Стояли первые дни ноября. Легкий снежок запорошил улицы, побелил землю, и в воздухе стоял бодрящий запах молодого снега и неистребимой прели уходившей осени. Вокруг были все те же знакомые дома, улицы, переулки, неторопливые трамваи, редкие пешеходы, но во всем этом Василий Иванович не сознанием, а всем существом своим чувствовал что-то новое, молодое, обнадеживающее. Подходя к заводу, он видел все те же омертвелые трубы, серый забор, разрисованные полосами и пятнами крыши и стены цехов, но по какому-то странному совпадению весь этот налет войны не казался ему теперь опустошающим и безжизненным. Главные ворота завода были наглухо закрыты и даже на месте оторванного листа железа на их правой половине желтела кем-то старательно прилаженная фанера. В проходной Василий Иванович почти лицом к лицу столкнулся с удивительно знакомой седой женщиной.

— Марья, что ль? — с минуту разглядывая ее, спросил Василий Иванович, узнавая в женщине сверловщицу из второго механического цеха, которая лет десять назад ушла на пенсию и с тех пор не появлялась на заводе.

— Как видишь, я, — не по возрасту задорно ответила женщина. — На вас-то никакой надежды, вот и пришла.

— И ты кто же теперь? Вахтерша, что ли?

— Подымай выше: вроде начальника проходной, а заодно и вахтерша. Одна за всех!

Василий Иванович постоял с ней, поговорил о ее ушедших на фронт сыновьях и неторопливо прошел на заводской двор. Он еще ничего не увидел, но чутким слухом уловил какой-то гул, радостью отозвавшийся в его душе. Он глянул вправо и понял все. Ажурный столб около центральной трансформаторной будки был выпрямлен, от него тянулись к цехам и к будке три толстых провода. Гул в будке отчетливо показывал, что провода опять подают в цехи живительную энергию.

— Папа, ты куда? — услышал Василий Иванович встревоженный голос Веры. — Опять ушел. Опять свалишься.

— Не егози, не егози. Нужно было — лежал, а теперь хватит.

— Старая гвардия! Привет, привет! — раздался густой бас, и Василий Иванович увидел сутулую фигуру шофера Медведева, которого уже лет пятнадцать все звали Селиванычем. — Ты что же, старина, сдаешь? — басил Селиваныч, тиская руку старого приятеля. — Не годится, дружок, не к лицу нам.

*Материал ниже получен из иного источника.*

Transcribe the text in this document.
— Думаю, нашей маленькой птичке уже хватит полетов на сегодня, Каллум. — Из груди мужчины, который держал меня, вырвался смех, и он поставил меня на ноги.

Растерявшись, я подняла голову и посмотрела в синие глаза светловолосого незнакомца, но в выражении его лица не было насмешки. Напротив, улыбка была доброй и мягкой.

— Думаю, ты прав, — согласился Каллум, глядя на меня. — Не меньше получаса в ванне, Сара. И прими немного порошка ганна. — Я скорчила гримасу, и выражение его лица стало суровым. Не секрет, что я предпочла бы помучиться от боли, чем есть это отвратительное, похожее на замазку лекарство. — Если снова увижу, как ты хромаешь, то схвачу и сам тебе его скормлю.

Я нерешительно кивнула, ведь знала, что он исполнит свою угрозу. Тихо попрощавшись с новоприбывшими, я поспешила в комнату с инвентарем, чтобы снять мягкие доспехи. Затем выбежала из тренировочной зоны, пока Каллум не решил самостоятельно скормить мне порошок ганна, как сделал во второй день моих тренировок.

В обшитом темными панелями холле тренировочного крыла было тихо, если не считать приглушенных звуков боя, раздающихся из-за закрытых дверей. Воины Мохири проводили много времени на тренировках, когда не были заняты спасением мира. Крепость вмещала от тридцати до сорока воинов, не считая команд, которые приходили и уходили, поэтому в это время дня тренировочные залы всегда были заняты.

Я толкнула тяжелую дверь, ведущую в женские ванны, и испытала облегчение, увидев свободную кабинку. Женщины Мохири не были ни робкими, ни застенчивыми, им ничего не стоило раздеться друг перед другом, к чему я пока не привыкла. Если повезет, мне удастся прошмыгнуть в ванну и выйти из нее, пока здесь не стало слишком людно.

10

— Иван Селиванович, — укоряла его Вера, — зачем вы так? Папа серьезно болен, а вы с такими разговорами.

— А ты иди-ка, делом своим занимайся! — прикрикнул на дочь Василий Иванович. — Тоже мне: яйца курицу учат.

— Верно, — поддержал Селиваныч, — ступай-ка в гараж, и чтоб к вечеру эта развалина, что привезли со склада, как новая была.

— Иди, иди! Не задерживайся! — еще раз прикрикнул Василий Иванович. — Ну, как дела-то? — спросил он Селиваныча и присел на груду ржавых болванок.

— Дела! — передернув просмоленными усами, буркнул Селиваныч и сердито скосил глаза на Полозова. — Сам видишь, — что творится! Не завод, а развалина. Наши-то вон с передовой прямо на завод за минами приезжают. А мы им что даем? Три десятка в смену! Горе горькое, а не продукция. И кто это удумал только из Москвы заводы вывезти? И на новых местах ничего не наладили, и тут пусто, а воевать надо. Ну ладно, браток. Прощевай пока. Побегу седьмой грузовик из мертвых воскрешать.

Василий Иванович с трудом поднялся, посмотрел на безмолвную котельную и пошел в цех. Как и в первый приход после эвакуации завода, тяжелые думы охватили его. Все вокруг казалось пустым, безжизненным, лишенным самого главного — неумолчного кипения работы. Ему представлялось, как сейчас там, где-то далеко на Урале, валяются в снегу машины, станки, те самые станки, которые он и его товарищи собирали и монтировали целых двадцать лет, а вокруг этих мертвых и безжизненных станков угрюмые и злые ходят рабочие, инженеры, директор завода. И у них, видать, как и у него самого, тоскливо и нудно на душе не только потому, что война подошла к Москве, но и потому, что сами бессильны сделать что-либо в эти трудные, безрадостные дни.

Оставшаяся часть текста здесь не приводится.